Hello, I am reading 8.2 Change point models | Stan User’s Guide (mc-stan.org) and confused by this part: “Posterior distribution of the discrete change point”. There it says

   p(s∣D)∝q(s∣D)=1/M∑exp(lp[m,s]).


But why every draw has an equal weight 1/M? Why not this:

  p(s|D) = ∑p(s|e, l, D)p(e, l | D) for all parameters e and l?


Thanks,
Hongbo

This is right, but marginalizing over e and l yields the first expression in your post.

This is how inference from MCMC samples works in general. For example, if we want to estimate the mean of a posterior distribution from a set of MCMC samples, we take the mean of the samples with equal weighting.

Thanks! The problem might be that p(e,l | D) computed by mcmc is not a true distribution, as it doesn’t sum to 1. So p(e,l | D) cannot be used for integration. But I still don’t quite understand why 1/M is used. Maybe it’s an approximation?

1/M is how you take an average across draws

Edit: an important point here is that if we have a bunch of iteration-wise probabilities of a single binary outcome (i.e. a posterior distribution for the probability), then we can summarize these to a single posterior probability of the binary outcome by taking the (arithmetic) mean of the posterior.

Thanks!

Found that the Stan user manual has a later section explaining the math behind: 8.5 The mathematics of recovering marginalized parameters | Stan User’s Guide (mc-stan.org).

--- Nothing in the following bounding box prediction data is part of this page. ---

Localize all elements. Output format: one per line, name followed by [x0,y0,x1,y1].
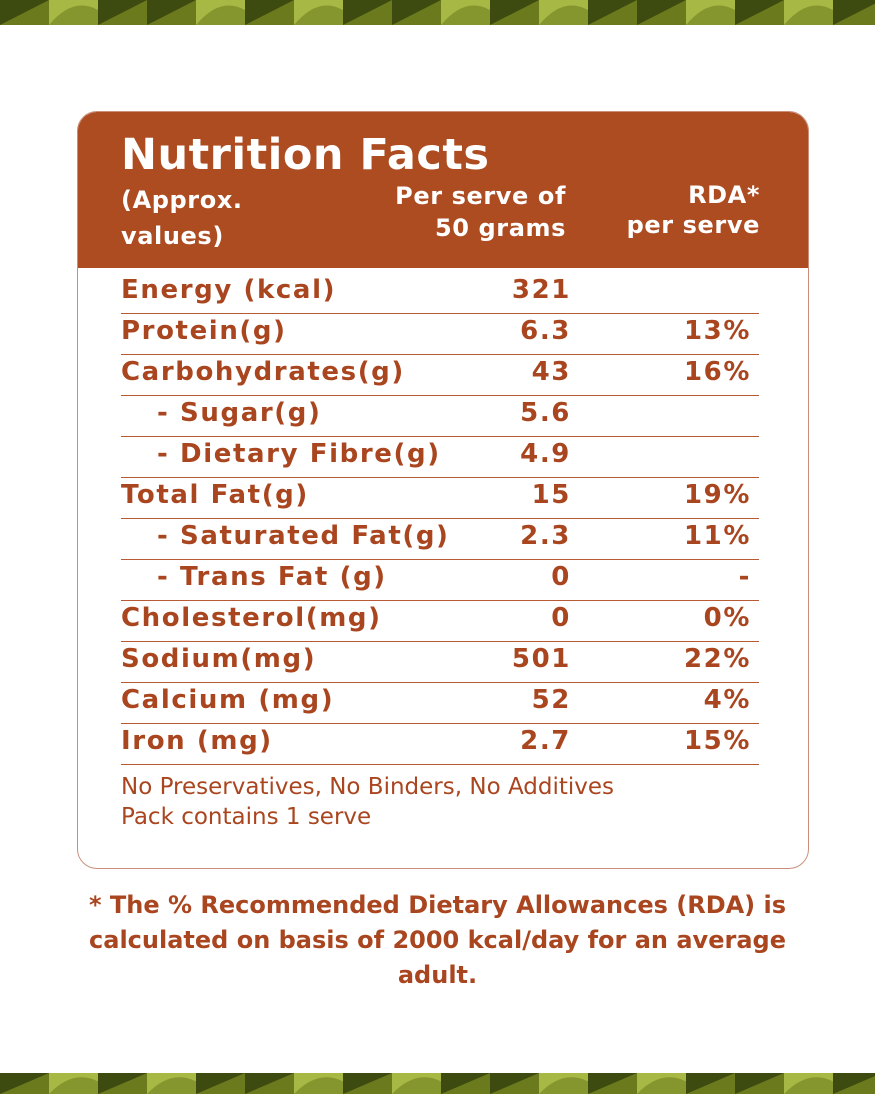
pattern-tile [98,0,147,25]
nutrient-name: - Saturated Fat(g) [157,521,450,551]
pattern-tile [49,0,98,25]
nutrition-facts-panel: Nutrition Facts (Approx. values) Per ser… [77,111,809,869]
nutrient-name: Carbohydrates(g) [121,357,405,387]
pattern-tile [735,0,784,25]
nutrient-rda: 13% [683,316,751,346]
pattern-tile [49,1073,98,1094]
pattern-tile [245,0,294,25]
nutrient-name: Energy (kcal) [121,275,337,305]
notes-line-2: Pack contains 1 serve [121,804,372,830]
pattern-tile [588,1073,637,1094]
nutrient-rda: - [738,562,751,592]
pattern-tile [735,1073,784,1094]
pattern-tile [0,0,49,25]
nutrient-value: 6.3 [520,316,571,346]
nutrient-value: 4.9 [520,439,571,469]
pattern-tile [686,0,735,25]
pattern-tile [441,1073,490,1094]
per-serve-heading: Per serve of 50 grams [395,182,566,242]
nutrient-rda: 11% [683,521,751,551]
nutrient-value: 52 [531,685,571,715]
decorative-top-band [0,0,875,25]
nutrient-name: - Trans Fat (g) [157,562,387,592]
nutrient-value: 15 [531,480,571,510]
pattern-tile [686,1073,735,1094]
pattern-tile [147,0,196,25]
nutrient-rda: 15% [683,726,751,756]
pattern-tile [392,0,441,25]
pattern-tile [245,1073,294,1094]
nutrient-table: Energy (kcal) 321 Protein(g) 6.3 13% Car… [121,273,759,765]
pattern-tile [539,1073,588,1094]
nutrient-name: Calcium (mg) [121,685,335,715]
nutrient-rda: 4% [703,685,751,715]
table-row: - Dietary Fibre(g) 4.9 [121,437,759,478]
nutrient-name: - Sugar(g) [157,398,322,428]
nutrient-value: 2.7 [520,726,571,756]
nutrient-name: - Dietary Fibre(g) [157,439,441,469]
nutrient-rda: 0% [703,603,751,633]
product-notes: No Preservatives, No Binders, No Additiv… [121,772,741,832]
nutrient-value: 0 [551,603,571,633]
table-row: Energy (kcal) 321 [121,273,759,314]
table-row: Total Fat(g) 15 19% [121,478,759,519]
nutrient-rda: 22% [683,644,751,674]
pattern-tile [833,1073,875,1094]
nutrient-value: 43 [531,357,571,387]
nutrient-value: 0 [551,562,571,592]
pattern-tile [441,0,490,25]
panel-title: Nutrition Facts [121,130,490,180]
nutrient-name: Cholesterol(mg) [121,603,382,633]
table-row: Sodium(mg) 501 22% [121,642,759,683]
pattern-tile [539,0,588,25]
rda-heading: RDA* per serve [626,181,760,239]
pattern-tile [637,1073,686,1094]
pattern-tile [490,1073,539,1094]
pattern-tile [343,1073,392,1094]
decorative-bottom-band [0,1073,875,1094]
nutrient-name: Protein(g) [121,316,287,346]
pattern-tile [784,1073,833,1094]
pattern-tile [147,1073,196,1094]
table-row: - Sugar(g) 5.6 [121,396,759,437]
pattern-tile [392,1073,441,1094]
nutrient-name: Total Fat(g) [121,480,309,510]
nutrient-name: Sodium(mg) [121,644,317,674]
table-row: Cholesterol(mg) 0 0% [121,601,759,642]
pattern-tile [294,0,343,25]
table-row: - Trans Fat (g) 0 - [121,560,759,601]
table-row: Carbohydrates(g) 43 16% [121,355,759,396]
notes-line-1: No Preservatives, No Binders, No Additiv… [121,774,615,800]
table-row: Calcium (mg) 52 4% [121,683,759,724]
rda-footnote: * The % Recommended Dietary Allowances (… [88,891,787,989]
nutrient-rda: 19% [683,480,751,510]
nutrient-value: 501 [511,644,571,674]
nutrient-value: 321 [511,275,571,305]
table-row: - Saturated Fat(g) 2.3 11% [121,519,759,560]
pattern-tile [490,0,539,25]
nutrient-value: 2.3 [520,521,571,551]
table-row: Protein(g) 6.3 13% [121,314,759,355]
nutrition-header: Nutrition Facts (Approx. values) Per ser… [78,112,808,268]
nutrient-value: 5.6 [520,398,571,428]
pattern-tile [784,0,833,25]
approx-values-heading: (Approx. values) [121,186,243,250]
pattern-tile [196,0,245,25]
pattern-tile [98,1073,147,1094]
pattern-tile [0,1073,49,1094]
pattern-tile [196,1073,245,1094]
nutrient-name: Iron (mg) [121,726,273,756]
nutrient-rda: 16% [683,357,751,387]
pattern-tile [637,0,686,25]
table-row: Iron (mg) 2.7 15% [121,724,759,765]
pattern-tile [343,0,392,25]
pattern-tile [588,0,637,25]
pattern-tile [294,1073,343,1094]
pattern-tile [833,0,875,25]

For this specific Change Point Dection model in 8.2 Change point models | Stan User’s Guide (mc-stan.org), based on Section 8.5, I think we can reason as follows:

\Pr[S = s\mid D] = \mathbb{E}[I(S = s) \mid D] where I(S = s) is the indicator function, which equals 1 only when S = s

= \mathbb{E}[\mathbb{E}[I(S = s) \mid D, e, l]] by the law of iterated expections

= \mathbb{E}[\Pr(S=s \mid D, e, l)]

=\mathbb{E}[\frac{\Pr(S=s, D\mid e, l)}{\Pr(D\mid e, l)}]

=\frac{1}{M}\sum_{m}\frac{\Pr(S=s, D\mid e, l)}{\Pr(D\mid e, l)}

Here M is the number of the parameters (e, l) sampled by MCMC. These parameters, however, are not independent because MCMC uses Markov Chain to go from one parameter to another. To use the above estimation, the assumption is that M is big enough, so that the law of large numbers ensures that the average is close to the true mean.

Hopefully this understanding is correct and help clarify things up.